In terms of scalability I don’t think the number of servers is as important as the rate of change of those servers. If you build servers to perform a particular task and then leave them to get on with that task they aren’t going to have much impacy on your DSC servers

In terms of configurations being changed by others - put them under change control! If you don’t have control of your environment it doesn’t matter what technologies you use - they will be compromised and you will get failures in your processes.

Hi Richard thank you for your Answer! Realy apreciate it!

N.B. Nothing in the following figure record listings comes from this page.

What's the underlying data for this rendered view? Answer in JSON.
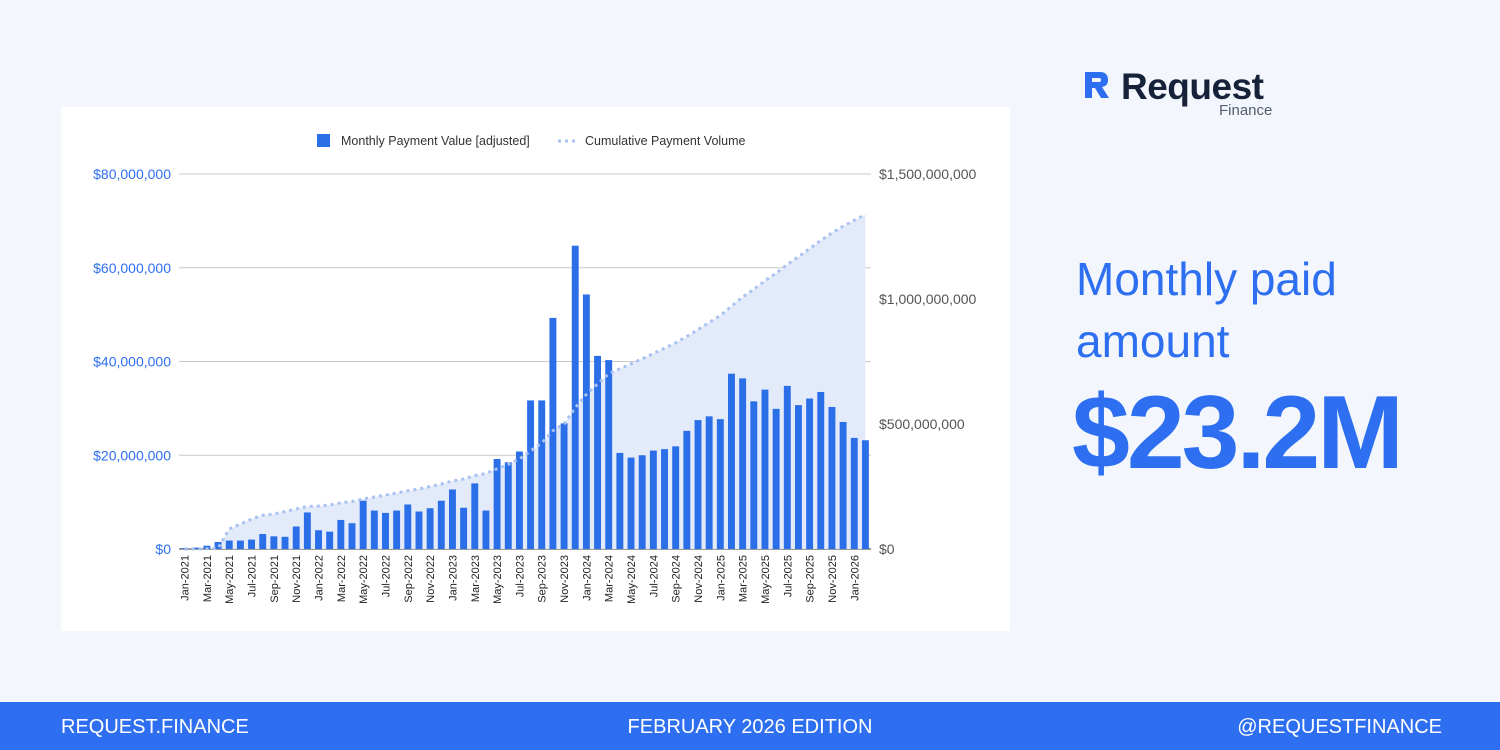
{
  "brand": {
    "name": "Request",
    "sub": "Finance"
  },
  "headline": {
    "line1": "Monthly paid",
    "line2": "amount",
    "value": "$23.2M"
  },
  "footer": {
    "left": "REQUEST.FINANCE",
    "center": "FEBRUARY 2026  EDITION",
    "right": "@REQUESTFINANCE"
  },
  "colors": {
    "accent": "#2d6ff0",
    "bar": "#2b6fe8",
    "area": "#e3ebfa",
    "cumulative_line": "#a9c2f2",
    "background": "#f3f7fd"
  },
  "chart_data": {
    "type": "bar",
    "title": "",
    "legend": [
      {
        "label": "Monthly Payment Value [adjusted]",
        "style": "bar"
      },
      {
        "label": "Cumulative Payment Volume",
        "style": "dotted-area"
      }
    ],
    "legend_position": "top-center",
    "grid": true,
    "y_left": {
      "ticks": [
        "$0",
        "$20,000,000",
        "$40,000,000",
        "$60,000,000",
        "$80,000,000"
      ],
      "range": [
        0,
        80000000
      ]
    },
    "y_right": {
      "ticks": [
        "$0",
        "$500,000,000",
        "$1,000,000,000",
        "$1,500,000,000"
      ],
      "range": [
        0,
        1500000000
      ]
    },
    "months": [
      "Jan-2021",
      "Feb-2021",
      "Mar-2021",
      "Apr-2021",
      "May-2021",
      "Jun-2021",
      "Jul-2021",
      "Aug-2021",
      "Sep-2021",
      "Oct-2021",
      "Nov-2021",
      "Dec-2021",
      "Jan-2022",
      "Feb-2022",
      "Mar-2022",
      "Apr-2022",
      "May-2022",
      "Jun-2022",
      "Jul-2022",
      "Aug-2022",
      "Sep-2022",
      "Oct-2022",
      "Nov-2022",
      "Dec-2022",
      "Jan-2023",
      "Feb-2023",
      "Mar-2023",
      "Apr-2023",
      "May-2023",
      "Jun-2023",
      "Jul-2023",
      "Aug-2023",
      "Sep-2023",
      "Oct-2023",
      "Nov-2023",
      "Dec-2023",
      "Jan-2024",
      "Feb-2024",
      "Mar-2024",
      "Apr-2024",
      "May-2024",
      "Jun-2024",
      "Jul-2024",
      "Aug-2024",
      "Sep-2024",
      "Oct-2024",
      "Nov-2024",
      "Dec-2024",
      "Jan-2025",
      "Feb-2025",
      "Mar-2025",
      "Apr-2025",
      "May-2025",
      "Jun-2025",
      "Jul-2025",
      "Aug-2025",
      "Sep-2025",
      "Oct-2025",
      "Nov-2025",
      "Dec-2025",
      "Jan-2026",
      "Feb-2026"
    ],
    "tick_labels": [
      "Jan-2021",
      "Mar-2021",
      "May-2021",
      "Jul-2021",
      "Sep-2021",
      "Nov-2021",
      "Jan-2022",
      "Mar-2022",
      "May-2022",
      "Jul-2022",
      "Sep-2022",
      "Nov-2022",
      "Jan-2023",
      "Mar-2023",
      "May-2023",
      "Jul-2023",
      "Sep-2023",
      "Nov-2023",
      "Jan-2024",
      "Mar-2024",
      "May-2024",
      "Jul-2024",
      "Sep-2024",
      "Nov-2024",
      "Jan-2025",
      "Mar-2025",
      "May-2025",
      "Jul-2025",
      "Sep-2025",
      "Nov-2025",
      "Jan-2026"
    ],
    "monthly_values": [
      200000,
      300000,
      700000,
      1500000,
      1800000,
      1800000,
      2000000,
      3200000,
      2700000,
      2600000,
      4800000,
      7800000,
      4000000,
      3700000,
      6200000,
      5500000,
      10300000,
      8200000,
      7700000,
      8200000,
      9500000,
      8000000,
      8700000,
      10300000,
      12700000,
      8800000,
      14000000,
      8200000,
      19200000,
      18500000,
      20800000,
      31700000,
      31700000,
      49300000,
      26800000,
      64700000,
      54300000,
      41200000,
      40300000,
      20500000,
      19500000,
      20000000,
      21000000,
      21300000,
      21900000,
      25200000,
      27500000,
      28300000,
      27700000,
      37400000,
      36400000,
      31500000,
      34000000,
      29900000,
      34800000,
      30700000,
      32100000,
      33500000,
      30300000,
      27100000,
      23700000,
      23200000
    ],
    "cumulative_values": [
      200000,
      500000,
      1200000,
      2700000,
      80000000,
      100000000,
      120000000,
      135000000,
      140000000,
      150000000,
      160000000,
      170000000,
      172000000,
      176000000,
      185000000,
      190000000,
      200000000,
      208000000,
      216000000,
      224000000,
      233000000,
      240000000,
      250000000,
      260000000,
      272000000,
      280000000,
      294000000,
      302000000,
      321000000,
      339000000,
      360000000,
      392000000,
      424000000,
      473000000,
      500000000,
      565000000,
      619000000,
      660000000,
      701000000,
      721000000,
      741000000,
      761000000,
      782000000,
      803000000,
      825000000,
      850000000,
      878000000,
      906000000,
      934000000,
      971000000,
      1008000000,
      1039000000,
      1073000000,
      1103000000,
      1138000000,
      1169000000,
      1201000000,
      1234000000,
      1264000000,
      1291000000,
      1315000000,
      1338000000
    ]
  }
}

Yes I know it is a V.1.0 Product I discuss here me thougts before I make suggestion on MS Connect and perhaps the PowerShell Team read along here :wink:
DSC is so Powerful and I want to use it to mange Windows 7 or 8 OS Clients not Server OS so I am asking for scalabillity!
My thougt was, If I only have one Pull Server and so many Windows Clients what if the Pull-Server smokes up ? Where is Plan B?
But ohan Akerstrom pointed (me) in the right direction.

In terms of configurations being changed by others – put them under change control! If you don’t have control of your environment it doesn’t matter what technologies you use – they will be compromised and you will get failures in your processes.

Full ACK :wink:
But I think an (optional) history does not cost much Disk space if you record it as a zip file or so, and with a good history you can reproduce the machine!

greets Peter

Hey Peter,

Regarding scale, the pull service is very scalable, since the majority of the computational work is done out of band in generating the configs. The main scalability concern for the pull server is how many servers will check in at that time that will need to pull new modules. There you are capped by bandwidth. BranchCache could help there…

In regards to the questions directly -

1 - Use a load balancer and dns name to hide which pull server you are connecting to. You can also use subnet prioritization to direct clients to a local pull server.

2 - 1 to 1 is fine… you really shouldn’t have to care about the configuration mofs. The scripts you build to generate those mofs are more important.

3 - Yeah, I don’t like how pushing a config changes the local config manager. I’m working on a resource that helps check other nodes to make sure they are configured correctly, but that’s also another good task for a monitoring system to check.